Para Peterpan mengalami trauma di masa remaja awal. Trauma ini berupa penolakan dari perempuan sebaya. Sebenarnya ini hal yang mudah. Masalah utamanya, para Peterpan rata-rata adalah orang-orang introvet. Mereka tidak mempunyai keberanian untuk bercerita dengan orang tuanya. Lambat laun, para Peterpan berpikir komitmen adalah omong kosong belaka.
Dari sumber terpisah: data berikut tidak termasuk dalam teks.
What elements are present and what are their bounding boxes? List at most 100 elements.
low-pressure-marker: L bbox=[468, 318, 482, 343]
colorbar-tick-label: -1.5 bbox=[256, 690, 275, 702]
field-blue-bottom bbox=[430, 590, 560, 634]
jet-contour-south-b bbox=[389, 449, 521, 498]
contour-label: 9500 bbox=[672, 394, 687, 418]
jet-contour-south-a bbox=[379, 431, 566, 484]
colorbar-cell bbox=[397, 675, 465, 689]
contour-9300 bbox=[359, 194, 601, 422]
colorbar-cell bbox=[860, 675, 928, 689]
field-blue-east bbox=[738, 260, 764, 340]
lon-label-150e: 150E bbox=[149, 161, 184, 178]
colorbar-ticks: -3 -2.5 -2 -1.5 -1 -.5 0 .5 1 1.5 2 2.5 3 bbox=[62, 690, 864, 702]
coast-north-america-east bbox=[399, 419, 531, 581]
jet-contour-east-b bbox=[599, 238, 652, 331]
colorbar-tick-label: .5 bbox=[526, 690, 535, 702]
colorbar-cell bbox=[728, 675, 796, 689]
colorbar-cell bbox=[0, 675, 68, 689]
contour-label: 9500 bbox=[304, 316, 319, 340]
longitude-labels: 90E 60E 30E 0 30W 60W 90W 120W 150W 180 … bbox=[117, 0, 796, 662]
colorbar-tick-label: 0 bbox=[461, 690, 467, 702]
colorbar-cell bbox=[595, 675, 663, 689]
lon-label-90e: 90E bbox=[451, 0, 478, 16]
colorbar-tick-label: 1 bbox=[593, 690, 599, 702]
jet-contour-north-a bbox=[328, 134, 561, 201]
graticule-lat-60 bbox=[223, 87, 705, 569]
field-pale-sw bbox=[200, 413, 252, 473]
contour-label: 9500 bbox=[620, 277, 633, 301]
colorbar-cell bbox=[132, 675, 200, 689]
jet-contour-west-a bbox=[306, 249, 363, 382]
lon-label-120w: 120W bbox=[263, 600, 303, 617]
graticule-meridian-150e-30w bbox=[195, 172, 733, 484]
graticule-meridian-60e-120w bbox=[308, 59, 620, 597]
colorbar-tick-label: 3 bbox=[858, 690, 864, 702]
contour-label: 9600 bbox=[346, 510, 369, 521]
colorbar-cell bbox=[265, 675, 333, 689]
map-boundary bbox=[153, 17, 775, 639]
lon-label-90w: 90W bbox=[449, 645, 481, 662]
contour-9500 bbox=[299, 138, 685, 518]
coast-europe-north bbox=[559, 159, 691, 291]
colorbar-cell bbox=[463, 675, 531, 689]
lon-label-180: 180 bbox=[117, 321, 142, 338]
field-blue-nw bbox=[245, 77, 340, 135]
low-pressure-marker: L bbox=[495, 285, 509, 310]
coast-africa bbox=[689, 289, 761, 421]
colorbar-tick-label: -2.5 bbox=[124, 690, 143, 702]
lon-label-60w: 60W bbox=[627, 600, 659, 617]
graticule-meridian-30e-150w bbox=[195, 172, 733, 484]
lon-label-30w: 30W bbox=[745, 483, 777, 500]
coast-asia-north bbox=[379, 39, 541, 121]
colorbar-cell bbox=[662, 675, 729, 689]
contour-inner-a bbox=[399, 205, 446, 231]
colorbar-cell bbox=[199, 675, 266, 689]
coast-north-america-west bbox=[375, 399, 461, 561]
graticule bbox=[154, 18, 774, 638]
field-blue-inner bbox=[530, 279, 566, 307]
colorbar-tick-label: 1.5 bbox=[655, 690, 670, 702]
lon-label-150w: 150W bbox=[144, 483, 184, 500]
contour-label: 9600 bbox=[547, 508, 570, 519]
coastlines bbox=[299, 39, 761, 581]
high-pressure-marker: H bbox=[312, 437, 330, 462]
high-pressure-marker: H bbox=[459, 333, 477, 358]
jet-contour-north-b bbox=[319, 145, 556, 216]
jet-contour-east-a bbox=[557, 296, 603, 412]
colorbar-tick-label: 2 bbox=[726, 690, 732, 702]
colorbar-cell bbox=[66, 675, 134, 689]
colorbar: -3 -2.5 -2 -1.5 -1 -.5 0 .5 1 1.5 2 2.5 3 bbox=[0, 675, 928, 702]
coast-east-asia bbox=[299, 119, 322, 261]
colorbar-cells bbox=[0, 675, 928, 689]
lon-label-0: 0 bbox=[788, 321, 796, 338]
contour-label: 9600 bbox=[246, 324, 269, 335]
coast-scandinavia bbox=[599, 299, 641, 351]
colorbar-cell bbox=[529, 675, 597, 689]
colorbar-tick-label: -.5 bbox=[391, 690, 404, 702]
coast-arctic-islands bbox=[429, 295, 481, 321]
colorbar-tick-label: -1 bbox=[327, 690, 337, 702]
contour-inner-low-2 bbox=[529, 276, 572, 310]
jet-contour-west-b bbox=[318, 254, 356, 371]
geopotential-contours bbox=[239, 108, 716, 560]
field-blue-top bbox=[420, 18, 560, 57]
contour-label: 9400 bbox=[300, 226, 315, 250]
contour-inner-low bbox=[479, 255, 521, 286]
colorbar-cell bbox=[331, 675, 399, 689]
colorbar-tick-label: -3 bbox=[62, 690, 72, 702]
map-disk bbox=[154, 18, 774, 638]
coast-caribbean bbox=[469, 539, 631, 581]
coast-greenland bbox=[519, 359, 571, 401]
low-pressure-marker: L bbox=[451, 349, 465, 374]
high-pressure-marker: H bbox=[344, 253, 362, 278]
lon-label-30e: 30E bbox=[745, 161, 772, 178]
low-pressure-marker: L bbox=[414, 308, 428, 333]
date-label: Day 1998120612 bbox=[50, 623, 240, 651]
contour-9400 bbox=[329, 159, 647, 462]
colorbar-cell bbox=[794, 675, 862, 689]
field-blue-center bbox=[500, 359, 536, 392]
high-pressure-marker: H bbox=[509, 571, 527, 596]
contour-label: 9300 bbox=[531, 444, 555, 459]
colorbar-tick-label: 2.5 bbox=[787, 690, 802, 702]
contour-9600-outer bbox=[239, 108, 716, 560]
Obsesi masa remaja awal mereka pendam ke alam bawah sadar sehingga menjadi sebuah obsesi.

Pada awalnya, para Peterpan mengalami banyak penolakan, saat beraksi waktu SMA. Mereka tentu ditolak oleh orang tua si gadis dan si gadis itu sendiri. Masalahnya, penolakan itu bukannya membuat para Peterpan ciut nyali. Mereka malah bekerja keras di berbagai bidang yang mereka kuasai, menulis opini di media massa misalnya. Semakin menemui rintangan dan kegagalan, para Peterpan malah semakin berani berspekulasi dan bekerja keras. Hasil akhirnya, mereka menjadi lebih sukses dari pada orang-orang yang tidak terkena sindrom ini.

Kesuksesan ini membuat mereka lebih mudah menarik lawan jenis. Hasilnya dengan mudah mereka menjalin komitmen dan memutuskannya dalam waktu yang cukup singkat. Beberapa penelitian mengatakan bahwa dalam kondisi ekstrim, para Peterpan bisa memutuskan komitmen dengan orang tua si-gadis dalam waktu satu hari pasca komitmen dibuat.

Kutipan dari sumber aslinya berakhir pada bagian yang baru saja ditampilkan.